Industry associations also maintain they're no longer operating under the assumption that China will change its mind.
"SWANA and others in the industry have been in frequent contact with the key agencies involved in the current U.S.-China trade negotiations for more than a year," Executive Director and CEO David Biderman told Waste Dive via email. "From all reports, it appears unlikely that China is going to reverse its decision to restrict foreign imports of recyclables and scrap."

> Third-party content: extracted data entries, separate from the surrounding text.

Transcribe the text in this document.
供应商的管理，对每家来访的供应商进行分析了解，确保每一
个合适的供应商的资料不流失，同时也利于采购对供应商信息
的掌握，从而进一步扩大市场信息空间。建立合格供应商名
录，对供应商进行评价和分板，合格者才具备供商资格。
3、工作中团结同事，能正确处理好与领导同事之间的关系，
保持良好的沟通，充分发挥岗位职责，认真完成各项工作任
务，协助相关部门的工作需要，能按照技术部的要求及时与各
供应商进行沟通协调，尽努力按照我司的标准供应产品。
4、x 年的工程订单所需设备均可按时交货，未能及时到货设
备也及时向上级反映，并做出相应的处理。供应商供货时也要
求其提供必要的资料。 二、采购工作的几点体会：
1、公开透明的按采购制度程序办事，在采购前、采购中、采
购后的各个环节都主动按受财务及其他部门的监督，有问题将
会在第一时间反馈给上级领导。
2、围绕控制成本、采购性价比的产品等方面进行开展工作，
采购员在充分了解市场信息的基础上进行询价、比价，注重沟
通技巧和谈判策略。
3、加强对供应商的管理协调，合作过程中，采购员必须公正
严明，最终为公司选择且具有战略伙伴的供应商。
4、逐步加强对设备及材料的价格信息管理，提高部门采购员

"The Chinese Government has been very clear about its intent to address its domestic environmental concerns with a wide-ranging strategy in which scrap import restrictions is one element — and the Government has also been clear that these policies are here to stay," commented Adina Renee Adler, ISRI's assistant vice president of international affairs, via email. "We do not agree with the Chinese import restrictions because they stifle trade of high-value, environmentally-friendly scrap commodities. But we also know that as an association working on behalf of our members, our efforts are more effectively directed at initiatives that boost recycling at home while also increasing demand among consumers here and in other regions of the world that value scrap for its economic and environmental benefits."
Still, Smith said he's not ruling out the power of persuasion — or Trump's potential interest in the issue.
"The political world is complicated," he noted. "One never knows what small effort will yield great results."